Die Braut des Magiers

Geschrieben von
Bildcopyright: Kore Yamazaki, Mag Garden, Tokyopop

Wer eine übernatürliche Begabung hat, kann diese als Segen oder als Fluch wahrnehmen. Für Chise war sie bislang ein solcher Fluch, dass sie irgendwann die Lust am Leben verlor. Schließlich beschloss sie, sich an jemandem verkaufen zu lassen, der mehr mit ihr anfangen kann und fand so ein magisches neues Leben.

Inhalt

Gerade einmal fünfzehn Jahre jung, schon so vom Leben so gestraft, dass sie es gar nicht mehr haben möchte. Die junge Chise ist am Ende ihrer Nerven. Von klein auf hat sie Wesen um sich herum gesehen, die nur sie wahrnehmen konnte. Sprach sie mit diesen, wurde sie als seltsames Ding angesehen, dass mit sich selbst sprach und unheimlich war. Das ging so weit, dass sogar ihre Eltern nichts mehr von ihr wissen wollten und eine Tragödie passierte.
Als sie an einem Punkt ankommt, bei dem sie selbst keine Verwendung mehr für ihr eigenes Leben hat, tritt ein ungewöhnlicher Mann vor sie und stellt ihr die Frage, ob sie es dann nicht jemandem geben möchte, der mehr Verwendung dafür findet. Trotz dieser sehr seltsamen Frage stimmt Chise ein und findet sich schon bald auf einem Markt wieder, auf dem nicht nur Menschen, sondern auch Werwölfe, Zwerge und andere übernatürliche Kreaturen wie Vieh versteigert werden. Darunter sie selbst.

Kaum betritt sie die Bühne, wird sie als eine Slay Vega bezeichnet und als etwas so Besonderes beginnt ihr Preis bei einer Millionen Pfund. Auch wenn viele interessiert an ihr scheinen, durchdringt ein Gebot das Stimmengewirr: Fünf Millionen Pfund. Damit ist sie an jemanden verkauft, hinter dessen Rücken viel getuschelt wird. Er scheint ein besonderer Magier, allerdings auch Misanthrop zu sein. Elias Ainsworth ist sein Name und seine Gestalt ist imposant. Er ist groß und stämmig und sein Kopf, meist von einem Tuch verdeckt, ähnelt einem riesigen Tierschädel.

Als sie in ihrem neuen Zuhause ankommt, befreit Elias sie von ihren Fesseln und eröffnet ihr ihre neue Zukunft.
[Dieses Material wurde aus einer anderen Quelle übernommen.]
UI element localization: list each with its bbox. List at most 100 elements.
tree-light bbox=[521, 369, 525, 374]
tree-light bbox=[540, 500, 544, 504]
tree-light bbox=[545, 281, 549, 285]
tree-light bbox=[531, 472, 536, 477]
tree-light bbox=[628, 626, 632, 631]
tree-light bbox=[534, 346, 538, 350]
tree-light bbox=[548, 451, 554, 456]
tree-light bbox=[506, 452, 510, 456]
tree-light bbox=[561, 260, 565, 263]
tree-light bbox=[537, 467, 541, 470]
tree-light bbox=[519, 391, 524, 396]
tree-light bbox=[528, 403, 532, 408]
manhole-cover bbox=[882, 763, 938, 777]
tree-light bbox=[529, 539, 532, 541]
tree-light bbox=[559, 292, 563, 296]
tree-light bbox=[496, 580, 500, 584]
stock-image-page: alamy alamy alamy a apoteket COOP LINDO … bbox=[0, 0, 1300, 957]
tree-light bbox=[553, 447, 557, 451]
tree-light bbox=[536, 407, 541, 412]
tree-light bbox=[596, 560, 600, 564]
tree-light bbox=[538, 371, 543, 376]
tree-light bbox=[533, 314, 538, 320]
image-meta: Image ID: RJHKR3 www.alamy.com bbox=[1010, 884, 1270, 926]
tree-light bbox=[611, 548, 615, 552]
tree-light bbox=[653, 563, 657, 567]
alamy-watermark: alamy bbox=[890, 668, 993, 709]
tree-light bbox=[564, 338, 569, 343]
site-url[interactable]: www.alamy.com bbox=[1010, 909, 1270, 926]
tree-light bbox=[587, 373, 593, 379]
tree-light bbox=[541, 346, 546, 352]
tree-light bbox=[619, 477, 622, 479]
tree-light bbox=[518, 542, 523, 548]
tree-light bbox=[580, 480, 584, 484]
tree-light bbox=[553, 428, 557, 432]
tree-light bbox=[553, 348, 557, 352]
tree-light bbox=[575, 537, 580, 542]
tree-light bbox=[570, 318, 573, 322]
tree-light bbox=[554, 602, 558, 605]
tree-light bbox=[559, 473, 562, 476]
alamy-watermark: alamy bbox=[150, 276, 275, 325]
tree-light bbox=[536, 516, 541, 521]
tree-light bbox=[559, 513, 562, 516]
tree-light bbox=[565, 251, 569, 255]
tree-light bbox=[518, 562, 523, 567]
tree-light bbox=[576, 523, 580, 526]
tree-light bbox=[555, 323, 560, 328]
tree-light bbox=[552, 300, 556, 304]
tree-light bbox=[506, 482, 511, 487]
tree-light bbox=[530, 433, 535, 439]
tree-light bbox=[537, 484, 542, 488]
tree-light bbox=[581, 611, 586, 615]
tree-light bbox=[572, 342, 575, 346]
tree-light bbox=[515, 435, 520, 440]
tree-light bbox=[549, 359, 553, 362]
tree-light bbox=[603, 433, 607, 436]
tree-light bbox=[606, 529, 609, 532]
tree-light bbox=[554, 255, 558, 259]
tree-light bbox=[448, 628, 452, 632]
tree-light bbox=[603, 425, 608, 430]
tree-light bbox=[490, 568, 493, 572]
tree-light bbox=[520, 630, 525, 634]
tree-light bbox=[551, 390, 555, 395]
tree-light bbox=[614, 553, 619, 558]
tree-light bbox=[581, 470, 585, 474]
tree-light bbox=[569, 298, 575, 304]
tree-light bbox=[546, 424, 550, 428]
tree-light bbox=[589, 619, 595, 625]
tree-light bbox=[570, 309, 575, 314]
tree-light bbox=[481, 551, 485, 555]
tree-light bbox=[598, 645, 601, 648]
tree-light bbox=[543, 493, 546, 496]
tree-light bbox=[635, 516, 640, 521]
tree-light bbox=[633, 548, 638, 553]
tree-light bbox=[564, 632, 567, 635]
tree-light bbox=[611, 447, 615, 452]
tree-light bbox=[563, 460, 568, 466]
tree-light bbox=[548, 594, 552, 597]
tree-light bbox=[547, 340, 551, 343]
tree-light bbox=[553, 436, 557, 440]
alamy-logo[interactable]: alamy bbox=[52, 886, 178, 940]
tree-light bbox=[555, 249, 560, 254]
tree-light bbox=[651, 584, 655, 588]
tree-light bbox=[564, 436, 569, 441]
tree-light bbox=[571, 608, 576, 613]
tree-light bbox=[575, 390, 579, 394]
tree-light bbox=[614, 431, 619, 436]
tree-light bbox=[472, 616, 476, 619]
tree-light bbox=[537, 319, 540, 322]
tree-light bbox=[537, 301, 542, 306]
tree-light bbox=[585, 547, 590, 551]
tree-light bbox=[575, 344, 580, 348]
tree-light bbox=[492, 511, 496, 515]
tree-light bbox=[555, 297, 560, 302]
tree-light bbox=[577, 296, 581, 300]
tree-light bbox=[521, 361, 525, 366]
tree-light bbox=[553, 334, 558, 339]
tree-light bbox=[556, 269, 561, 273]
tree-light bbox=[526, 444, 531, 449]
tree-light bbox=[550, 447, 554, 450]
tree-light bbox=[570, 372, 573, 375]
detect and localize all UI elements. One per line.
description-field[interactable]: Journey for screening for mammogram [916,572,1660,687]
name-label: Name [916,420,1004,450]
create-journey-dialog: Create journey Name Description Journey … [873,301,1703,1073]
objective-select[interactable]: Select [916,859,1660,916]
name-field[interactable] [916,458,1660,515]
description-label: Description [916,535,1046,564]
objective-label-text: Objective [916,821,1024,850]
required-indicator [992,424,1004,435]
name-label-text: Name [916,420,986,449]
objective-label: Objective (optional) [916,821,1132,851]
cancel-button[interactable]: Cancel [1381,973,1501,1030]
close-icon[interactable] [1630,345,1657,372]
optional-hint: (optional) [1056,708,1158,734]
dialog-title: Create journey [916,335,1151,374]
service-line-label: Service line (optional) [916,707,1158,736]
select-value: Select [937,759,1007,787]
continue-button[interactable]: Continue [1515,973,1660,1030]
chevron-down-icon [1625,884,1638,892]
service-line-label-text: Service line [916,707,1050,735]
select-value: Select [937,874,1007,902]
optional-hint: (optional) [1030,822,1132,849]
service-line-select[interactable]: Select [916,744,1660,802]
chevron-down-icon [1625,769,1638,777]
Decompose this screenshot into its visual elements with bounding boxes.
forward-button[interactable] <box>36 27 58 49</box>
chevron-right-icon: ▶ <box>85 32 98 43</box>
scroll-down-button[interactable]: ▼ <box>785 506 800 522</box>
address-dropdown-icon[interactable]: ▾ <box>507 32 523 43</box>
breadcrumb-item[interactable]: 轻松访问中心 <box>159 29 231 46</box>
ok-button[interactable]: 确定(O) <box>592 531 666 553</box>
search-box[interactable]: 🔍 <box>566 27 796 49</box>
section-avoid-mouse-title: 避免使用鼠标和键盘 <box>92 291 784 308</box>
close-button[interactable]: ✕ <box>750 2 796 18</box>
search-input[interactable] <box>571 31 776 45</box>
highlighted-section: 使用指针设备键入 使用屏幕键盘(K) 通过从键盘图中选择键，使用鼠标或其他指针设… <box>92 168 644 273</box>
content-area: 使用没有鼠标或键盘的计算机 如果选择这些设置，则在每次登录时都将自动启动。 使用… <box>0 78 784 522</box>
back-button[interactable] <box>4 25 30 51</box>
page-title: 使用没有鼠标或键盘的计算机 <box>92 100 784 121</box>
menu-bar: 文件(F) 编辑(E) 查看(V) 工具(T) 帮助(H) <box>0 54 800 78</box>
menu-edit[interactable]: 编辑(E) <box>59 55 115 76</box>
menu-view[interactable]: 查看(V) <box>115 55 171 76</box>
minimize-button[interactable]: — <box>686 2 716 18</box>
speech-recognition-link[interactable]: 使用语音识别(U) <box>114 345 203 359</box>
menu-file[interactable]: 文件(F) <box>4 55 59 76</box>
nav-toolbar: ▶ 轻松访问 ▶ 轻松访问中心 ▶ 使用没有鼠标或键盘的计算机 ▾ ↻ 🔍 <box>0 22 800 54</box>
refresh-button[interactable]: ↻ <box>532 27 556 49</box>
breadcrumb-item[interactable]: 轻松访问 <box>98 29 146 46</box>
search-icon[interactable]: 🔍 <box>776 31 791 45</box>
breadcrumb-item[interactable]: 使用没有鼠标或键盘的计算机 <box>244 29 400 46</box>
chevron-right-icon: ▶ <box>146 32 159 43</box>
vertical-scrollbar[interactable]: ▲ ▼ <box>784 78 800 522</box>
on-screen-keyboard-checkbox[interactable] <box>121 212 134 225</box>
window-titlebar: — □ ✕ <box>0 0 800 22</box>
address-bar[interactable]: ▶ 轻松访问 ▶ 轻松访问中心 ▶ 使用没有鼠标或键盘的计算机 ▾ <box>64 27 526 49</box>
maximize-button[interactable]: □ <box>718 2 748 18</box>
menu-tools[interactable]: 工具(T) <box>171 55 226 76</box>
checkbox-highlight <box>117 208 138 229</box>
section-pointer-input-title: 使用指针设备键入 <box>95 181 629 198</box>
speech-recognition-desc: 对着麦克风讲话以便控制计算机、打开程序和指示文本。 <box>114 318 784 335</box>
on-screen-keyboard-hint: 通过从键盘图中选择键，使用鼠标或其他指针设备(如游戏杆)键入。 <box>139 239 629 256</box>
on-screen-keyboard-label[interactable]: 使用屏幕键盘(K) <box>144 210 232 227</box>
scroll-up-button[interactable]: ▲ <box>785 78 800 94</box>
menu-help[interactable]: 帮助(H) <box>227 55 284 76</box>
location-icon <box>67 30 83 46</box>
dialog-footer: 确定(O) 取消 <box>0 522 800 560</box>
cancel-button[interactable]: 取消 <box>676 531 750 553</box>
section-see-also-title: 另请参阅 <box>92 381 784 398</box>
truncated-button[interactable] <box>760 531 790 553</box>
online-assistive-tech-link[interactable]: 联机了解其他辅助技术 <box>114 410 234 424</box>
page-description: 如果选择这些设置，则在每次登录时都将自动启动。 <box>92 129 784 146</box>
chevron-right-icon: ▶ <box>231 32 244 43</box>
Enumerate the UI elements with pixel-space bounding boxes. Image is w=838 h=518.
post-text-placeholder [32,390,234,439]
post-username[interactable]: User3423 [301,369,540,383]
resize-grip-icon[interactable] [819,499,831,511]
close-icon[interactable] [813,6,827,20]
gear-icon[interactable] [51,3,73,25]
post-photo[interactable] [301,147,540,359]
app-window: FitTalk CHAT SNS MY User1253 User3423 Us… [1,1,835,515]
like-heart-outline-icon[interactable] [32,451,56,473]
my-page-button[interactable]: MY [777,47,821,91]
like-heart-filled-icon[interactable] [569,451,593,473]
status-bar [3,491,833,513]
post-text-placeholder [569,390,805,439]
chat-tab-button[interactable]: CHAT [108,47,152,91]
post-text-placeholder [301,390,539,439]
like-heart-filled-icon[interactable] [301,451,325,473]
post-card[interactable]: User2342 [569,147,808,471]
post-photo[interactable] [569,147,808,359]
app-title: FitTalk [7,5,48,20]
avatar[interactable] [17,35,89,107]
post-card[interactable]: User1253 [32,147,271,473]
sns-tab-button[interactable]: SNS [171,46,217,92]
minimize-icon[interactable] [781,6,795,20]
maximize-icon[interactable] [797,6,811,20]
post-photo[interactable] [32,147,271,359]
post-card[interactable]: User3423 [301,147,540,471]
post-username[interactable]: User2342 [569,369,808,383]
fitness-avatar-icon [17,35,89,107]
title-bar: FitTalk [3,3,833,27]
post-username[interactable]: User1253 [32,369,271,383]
Er hat sie als seinen Lehrling gekauft, denn sie ist eine Slay Vega, jemand, der von Geistern geliebt wird. Dabei kann diese Liebe gefährlich sein, denn nicht immer stimmen die Ansichten der Geister um sie herum mit ihren eigenen überein, trotzdem hat sie große Begabung. Doch nicht nur sein Lehrling, auch seine Braut soll sie werden...

Fazit!

Kore Yamazaki hat mit „Die Braut des Magiers“ ein besonderes Werk geschaffen. Während die Zeichnungen sehr aufwendig, liebevoll und voller Details stecken, nimmt die Story sich jede Menge Zeit, sich zu entfalten. Dabei wird sie keinesfalls langweilig. Sie nimmt sich für Entwicklungen die Zeit, die sie braucht, um glaubhaft und realitätsnah zu wirken. Dabei gibt es in der Welt, in der Chise sich nun bewegt und die ebenfalls in unserer existiert, so viel geheimnisvolles zu entdecken, dass es niemals langweilig wird.
Dazu kommen ein paar Geheimnisse, etwas Action, Comedy und liebevolle Charaktere, die alles andere als konform wirken.
Dieses so ungewöhnliche Werk hat Tokyopop in seiner Umsetzung zu würdigen gewusst. Nicht nur bekommt es ein größeres Format, sondern auch Farbseiten, eine kleine Dankeskarte des Mangaka und zwei Sonderseiten auf der Innenseite des Einbands.